While Plaintiff’s interview may have been partially motivated by his personal angst over the situation, the Second Circuit has made clear that it does not follow that a person motivated by a personal grievance cannot be speaking on a matter of public concern. As noted above, motive is not a dispositive inquiry. In fact, speech on a purely private matter, is that closely tethered to an individual employee’s conditions of employment. That is simply not the case here. Plaintiff is not using the issue of stolen signs to seek changes in the workplace. Rather, on the whole, Plaintiff’s interview can be fairly characterized as constituting speech on a matter of public concern as the interview focused on the fact that it was Plaintiff’s opposing candidate—Beach—who allegedly was removing the signs. Such actions reflect on the character and fitness of a candidate seeking re-election to local office. It simply cannot be said that a candidate’s character and conduct during an election is not a clear matter of public concern. Indeed, the Supreme Court has made clear that a discussion of a candidate’s “character and…fitness” for office is at the heart of the First Amendment, even when it contains more suggestions and arguments than facts. [Internal citations and quotation marks omitted; cleaned up.]

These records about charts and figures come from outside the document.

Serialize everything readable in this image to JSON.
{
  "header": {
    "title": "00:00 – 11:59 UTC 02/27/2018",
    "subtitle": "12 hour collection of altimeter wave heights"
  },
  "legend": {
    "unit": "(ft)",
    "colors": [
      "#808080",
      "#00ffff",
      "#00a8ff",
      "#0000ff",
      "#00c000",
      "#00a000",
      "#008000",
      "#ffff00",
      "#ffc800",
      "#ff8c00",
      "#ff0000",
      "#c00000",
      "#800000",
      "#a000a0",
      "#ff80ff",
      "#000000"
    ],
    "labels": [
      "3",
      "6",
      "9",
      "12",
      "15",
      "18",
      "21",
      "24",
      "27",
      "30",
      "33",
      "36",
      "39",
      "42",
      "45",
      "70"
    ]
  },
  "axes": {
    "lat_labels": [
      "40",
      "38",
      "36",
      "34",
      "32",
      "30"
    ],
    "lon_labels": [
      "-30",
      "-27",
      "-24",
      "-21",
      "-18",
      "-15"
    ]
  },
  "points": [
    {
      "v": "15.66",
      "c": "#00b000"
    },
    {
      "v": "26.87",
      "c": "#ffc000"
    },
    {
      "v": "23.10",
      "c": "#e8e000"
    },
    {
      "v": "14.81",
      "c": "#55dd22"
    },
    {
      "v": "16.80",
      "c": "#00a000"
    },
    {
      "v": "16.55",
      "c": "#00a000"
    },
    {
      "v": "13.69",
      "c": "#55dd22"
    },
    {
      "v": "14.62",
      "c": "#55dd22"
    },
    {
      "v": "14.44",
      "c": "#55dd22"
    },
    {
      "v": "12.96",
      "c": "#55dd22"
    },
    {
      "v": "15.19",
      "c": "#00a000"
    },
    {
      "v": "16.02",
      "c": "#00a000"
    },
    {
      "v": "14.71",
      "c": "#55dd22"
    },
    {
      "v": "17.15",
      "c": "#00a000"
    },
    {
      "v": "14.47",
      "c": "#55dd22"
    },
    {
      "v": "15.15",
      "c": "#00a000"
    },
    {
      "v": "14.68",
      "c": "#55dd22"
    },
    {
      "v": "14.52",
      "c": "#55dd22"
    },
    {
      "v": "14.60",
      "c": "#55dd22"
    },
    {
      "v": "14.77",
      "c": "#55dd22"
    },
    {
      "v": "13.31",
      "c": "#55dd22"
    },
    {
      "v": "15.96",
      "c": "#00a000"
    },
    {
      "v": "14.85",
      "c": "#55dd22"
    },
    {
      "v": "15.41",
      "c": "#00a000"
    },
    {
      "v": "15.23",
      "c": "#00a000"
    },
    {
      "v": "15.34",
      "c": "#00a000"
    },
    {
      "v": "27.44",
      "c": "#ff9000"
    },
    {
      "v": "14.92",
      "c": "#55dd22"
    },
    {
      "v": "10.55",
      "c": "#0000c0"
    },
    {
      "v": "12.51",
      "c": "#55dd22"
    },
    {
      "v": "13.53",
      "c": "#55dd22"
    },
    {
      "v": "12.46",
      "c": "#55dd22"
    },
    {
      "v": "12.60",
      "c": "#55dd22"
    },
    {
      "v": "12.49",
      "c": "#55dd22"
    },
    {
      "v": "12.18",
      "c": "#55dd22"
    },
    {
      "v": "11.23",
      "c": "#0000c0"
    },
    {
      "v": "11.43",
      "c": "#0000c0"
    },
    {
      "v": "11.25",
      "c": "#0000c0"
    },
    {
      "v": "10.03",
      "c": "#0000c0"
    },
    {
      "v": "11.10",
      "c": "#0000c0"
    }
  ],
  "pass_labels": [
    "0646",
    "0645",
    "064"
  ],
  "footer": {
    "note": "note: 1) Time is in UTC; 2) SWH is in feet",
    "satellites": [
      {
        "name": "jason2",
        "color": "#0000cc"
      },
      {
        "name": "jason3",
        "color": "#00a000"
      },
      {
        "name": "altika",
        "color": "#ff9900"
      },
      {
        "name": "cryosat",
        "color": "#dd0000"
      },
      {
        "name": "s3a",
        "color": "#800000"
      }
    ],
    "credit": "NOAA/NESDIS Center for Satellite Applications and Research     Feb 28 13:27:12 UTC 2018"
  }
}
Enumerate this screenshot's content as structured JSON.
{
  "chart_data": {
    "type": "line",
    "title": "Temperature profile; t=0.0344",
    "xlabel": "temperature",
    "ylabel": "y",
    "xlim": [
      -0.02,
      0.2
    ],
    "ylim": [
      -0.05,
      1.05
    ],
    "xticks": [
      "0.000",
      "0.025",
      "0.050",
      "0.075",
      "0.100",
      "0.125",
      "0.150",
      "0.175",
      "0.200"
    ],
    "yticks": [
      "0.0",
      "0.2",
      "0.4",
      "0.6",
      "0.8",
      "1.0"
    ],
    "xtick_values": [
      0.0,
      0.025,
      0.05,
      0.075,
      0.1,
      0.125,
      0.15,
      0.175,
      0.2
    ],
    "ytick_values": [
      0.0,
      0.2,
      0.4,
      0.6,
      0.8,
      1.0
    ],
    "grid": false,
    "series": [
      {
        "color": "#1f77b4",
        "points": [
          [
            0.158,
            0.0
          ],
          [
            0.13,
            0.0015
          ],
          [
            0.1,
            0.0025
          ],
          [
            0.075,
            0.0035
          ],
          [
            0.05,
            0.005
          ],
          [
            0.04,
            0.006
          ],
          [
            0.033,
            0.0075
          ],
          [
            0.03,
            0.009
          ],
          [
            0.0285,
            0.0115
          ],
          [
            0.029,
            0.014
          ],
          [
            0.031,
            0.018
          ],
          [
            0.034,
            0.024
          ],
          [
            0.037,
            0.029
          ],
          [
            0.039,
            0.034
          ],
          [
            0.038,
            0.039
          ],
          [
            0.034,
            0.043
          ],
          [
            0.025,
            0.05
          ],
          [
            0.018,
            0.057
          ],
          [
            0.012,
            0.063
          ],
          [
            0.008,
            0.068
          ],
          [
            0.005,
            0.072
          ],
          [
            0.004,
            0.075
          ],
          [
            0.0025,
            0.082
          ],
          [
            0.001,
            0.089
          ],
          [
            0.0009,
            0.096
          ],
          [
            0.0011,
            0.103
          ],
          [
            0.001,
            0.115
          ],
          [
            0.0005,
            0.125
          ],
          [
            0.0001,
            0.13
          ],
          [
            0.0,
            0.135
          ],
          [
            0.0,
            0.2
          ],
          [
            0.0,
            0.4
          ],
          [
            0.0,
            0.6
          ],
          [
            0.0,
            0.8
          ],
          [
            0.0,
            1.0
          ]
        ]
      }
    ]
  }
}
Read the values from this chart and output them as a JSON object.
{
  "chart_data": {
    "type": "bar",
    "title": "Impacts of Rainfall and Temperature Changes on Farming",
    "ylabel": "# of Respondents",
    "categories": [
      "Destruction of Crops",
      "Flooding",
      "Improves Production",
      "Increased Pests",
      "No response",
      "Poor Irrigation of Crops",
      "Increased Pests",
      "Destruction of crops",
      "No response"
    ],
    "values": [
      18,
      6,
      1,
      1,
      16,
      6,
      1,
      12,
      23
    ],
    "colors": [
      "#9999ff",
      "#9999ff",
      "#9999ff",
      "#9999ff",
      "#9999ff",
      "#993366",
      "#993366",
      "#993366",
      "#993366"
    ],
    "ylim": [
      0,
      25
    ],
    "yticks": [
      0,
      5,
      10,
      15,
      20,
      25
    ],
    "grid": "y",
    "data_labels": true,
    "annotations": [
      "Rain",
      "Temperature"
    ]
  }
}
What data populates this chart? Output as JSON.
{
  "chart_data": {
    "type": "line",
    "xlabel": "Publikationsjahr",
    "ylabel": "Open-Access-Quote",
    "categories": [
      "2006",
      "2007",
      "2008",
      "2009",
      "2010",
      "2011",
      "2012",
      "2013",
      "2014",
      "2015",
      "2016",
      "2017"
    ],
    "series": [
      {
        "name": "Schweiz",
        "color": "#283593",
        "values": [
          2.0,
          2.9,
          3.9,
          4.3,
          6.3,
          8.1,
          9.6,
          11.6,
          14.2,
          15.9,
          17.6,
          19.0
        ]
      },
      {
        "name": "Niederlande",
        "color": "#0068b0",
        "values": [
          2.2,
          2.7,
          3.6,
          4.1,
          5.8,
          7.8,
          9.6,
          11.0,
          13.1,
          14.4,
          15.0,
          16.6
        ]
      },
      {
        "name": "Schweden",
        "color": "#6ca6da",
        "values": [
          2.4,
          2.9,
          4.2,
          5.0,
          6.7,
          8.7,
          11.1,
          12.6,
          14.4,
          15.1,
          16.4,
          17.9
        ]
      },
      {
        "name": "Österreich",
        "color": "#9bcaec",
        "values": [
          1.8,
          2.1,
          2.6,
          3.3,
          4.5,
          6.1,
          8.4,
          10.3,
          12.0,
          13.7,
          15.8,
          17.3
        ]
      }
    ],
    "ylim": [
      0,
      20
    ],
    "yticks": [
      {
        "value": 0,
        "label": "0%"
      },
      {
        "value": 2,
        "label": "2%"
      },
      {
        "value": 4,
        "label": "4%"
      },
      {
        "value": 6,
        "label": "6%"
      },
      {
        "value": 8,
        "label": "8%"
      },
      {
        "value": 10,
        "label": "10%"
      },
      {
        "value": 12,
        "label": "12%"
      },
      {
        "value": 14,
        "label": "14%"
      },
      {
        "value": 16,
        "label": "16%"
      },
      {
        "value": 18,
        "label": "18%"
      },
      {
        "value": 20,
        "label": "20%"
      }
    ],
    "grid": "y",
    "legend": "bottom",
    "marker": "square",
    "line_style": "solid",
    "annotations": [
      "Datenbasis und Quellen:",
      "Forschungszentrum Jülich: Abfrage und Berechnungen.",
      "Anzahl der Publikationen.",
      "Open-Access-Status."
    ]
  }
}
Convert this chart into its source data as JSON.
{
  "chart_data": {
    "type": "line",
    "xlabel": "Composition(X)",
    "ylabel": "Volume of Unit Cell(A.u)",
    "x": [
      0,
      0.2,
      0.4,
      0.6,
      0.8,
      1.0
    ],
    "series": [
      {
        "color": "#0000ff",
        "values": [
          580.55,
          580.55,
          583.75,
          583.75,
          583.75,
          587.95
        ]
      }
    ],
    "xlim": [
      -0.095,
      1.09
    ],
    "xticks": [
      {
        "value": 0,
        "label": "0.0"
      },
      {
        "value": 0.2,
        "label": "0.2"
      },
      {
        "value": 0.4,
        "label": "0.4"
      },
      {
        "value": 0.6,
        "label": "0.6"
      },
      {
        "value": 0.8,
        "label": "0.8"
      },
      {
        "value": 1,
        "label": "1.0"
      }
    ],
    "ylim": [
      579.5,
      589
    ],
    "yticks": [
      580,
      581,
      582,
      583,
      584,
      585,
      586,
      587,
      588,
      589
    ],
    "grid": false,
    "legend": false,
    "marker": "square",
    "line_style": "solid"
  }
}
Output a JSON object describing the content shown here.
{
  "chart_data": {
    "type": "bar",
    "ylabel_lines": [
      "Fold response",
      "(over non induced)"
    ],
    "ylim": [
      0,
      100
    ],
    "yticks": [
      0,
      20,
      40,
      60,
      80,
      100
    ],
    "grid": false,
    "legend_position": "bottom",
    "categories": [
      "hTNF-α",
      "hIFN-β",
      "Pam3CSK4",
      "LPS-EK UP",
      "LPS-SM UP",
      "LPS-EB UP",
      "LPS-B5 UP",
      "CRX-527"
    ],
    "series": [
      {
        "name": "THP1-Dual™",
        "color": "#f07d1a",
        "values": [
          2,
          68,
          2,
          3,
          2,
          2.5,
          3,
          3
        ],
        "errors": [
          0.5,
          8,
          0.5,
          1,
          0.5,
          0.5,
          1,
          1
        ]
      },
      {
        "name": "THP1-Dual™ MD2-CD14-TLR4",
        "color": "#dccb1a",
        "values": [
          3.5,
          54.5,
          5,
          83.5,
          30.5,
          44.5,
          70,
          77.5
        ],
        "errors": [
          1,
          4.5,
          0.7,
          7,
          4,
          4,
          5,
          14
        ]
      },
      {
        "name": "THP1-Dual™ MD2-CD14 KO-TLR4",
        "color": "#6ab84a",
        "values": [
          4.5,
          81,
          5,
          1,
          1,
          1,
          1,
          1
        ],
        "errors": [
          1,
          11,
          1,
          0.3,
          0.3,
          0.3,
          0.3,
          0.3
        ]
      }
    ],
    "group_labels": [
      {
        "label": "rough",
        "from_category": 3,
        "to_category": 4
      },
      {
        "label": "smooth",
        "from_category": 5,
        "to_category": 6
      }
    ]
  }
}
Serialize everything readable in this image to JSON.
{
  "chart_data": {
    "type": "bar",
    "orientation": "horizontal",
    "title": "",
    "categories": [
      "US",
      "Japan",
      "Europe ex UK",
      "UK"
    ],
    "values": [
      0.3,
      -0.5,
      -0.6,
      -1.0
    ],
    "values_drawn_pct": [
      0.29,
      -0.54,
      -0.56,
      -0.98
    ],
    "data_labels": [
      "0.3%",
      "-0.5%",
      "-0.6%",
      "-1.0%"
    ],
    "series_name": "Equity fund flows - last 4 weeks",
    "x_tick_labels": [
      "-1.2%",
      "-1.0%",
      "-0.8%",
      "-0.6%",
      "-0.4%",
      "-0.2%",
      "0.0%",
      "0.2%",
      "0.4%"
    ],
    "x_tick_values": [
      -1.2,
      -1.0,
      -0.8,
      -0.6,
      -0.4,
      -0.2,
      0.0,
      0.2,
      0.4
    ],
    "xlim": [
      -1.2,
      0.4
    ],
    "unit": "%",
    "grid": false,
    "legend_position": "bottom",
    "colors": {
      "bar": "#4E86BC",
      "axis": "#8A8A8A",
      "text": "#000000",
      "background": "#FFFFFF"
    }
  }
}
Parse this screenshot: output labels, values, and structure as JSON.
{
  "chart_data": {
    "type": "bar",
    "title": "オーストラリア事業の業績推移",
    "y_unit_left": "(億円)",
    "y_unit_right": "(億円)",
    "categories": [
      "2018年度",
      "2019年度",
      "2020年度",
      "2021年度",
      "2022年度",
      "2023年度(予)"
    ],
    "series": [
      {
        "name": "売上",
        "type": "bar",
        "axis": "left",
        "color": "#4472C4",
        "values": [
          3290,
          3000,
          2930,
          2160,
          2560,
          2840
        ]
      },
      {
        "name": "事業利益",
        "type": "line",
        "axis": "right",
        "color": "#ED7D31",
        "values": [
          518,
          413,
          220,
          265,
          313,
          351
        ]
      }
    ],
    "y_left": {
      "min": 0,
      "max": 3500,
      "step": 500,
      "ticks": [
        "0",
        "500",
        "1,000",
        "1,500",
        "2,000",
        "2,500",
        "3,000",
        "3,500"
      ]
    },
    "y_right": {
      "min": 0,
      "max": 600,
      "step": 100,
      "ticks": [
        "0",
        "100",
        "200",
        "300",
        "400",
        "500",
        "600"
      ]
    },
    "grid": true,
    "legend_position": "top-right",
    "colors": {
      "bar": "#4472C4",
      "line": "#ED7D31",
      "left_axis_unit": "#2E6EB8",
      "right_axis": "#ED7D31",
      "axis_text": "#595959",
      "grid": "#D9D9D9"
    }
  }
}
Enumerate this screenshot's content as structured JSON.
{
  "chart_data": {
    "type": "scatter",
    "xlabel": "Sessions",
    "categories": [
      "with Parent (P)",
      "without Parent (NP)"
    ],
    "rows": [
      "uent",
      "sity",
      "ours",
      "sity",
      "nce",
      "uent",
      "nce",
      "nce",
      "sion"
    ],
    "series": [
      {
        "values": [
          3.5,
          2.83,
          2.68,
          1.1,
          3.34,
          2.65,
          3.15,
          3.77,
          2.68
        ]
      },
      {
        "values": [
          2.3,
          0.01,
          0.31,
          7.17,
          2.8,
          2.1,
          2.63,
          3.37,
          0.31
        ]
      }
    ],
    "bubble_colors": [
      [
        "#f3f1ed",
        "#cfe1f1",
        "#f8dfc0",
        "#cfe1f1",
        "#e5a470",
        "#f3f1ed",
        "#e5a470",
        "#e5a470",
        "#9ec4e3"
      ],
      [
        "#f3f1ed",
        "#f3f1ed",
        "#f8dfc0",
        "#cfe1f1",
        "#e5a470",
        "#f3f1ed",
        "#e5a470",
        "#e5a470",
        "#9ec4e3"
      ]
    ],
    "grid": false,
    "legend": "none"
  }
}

The court further explained, inter alia, that this situation was distinguishable from the Second Circuit case of Ruotolo v. City of N.Y., 514 F.3d 184 (2d Cir. 2008), which involved what the court determined to be a “personal grievance,” since here, plaintiff’s assertions “do not simply hint at what may be a broader public purpose but directly relate to the character and fitness of an individual running for a town position—a clear matter of public concern which may have an immediate impact on the voting public.”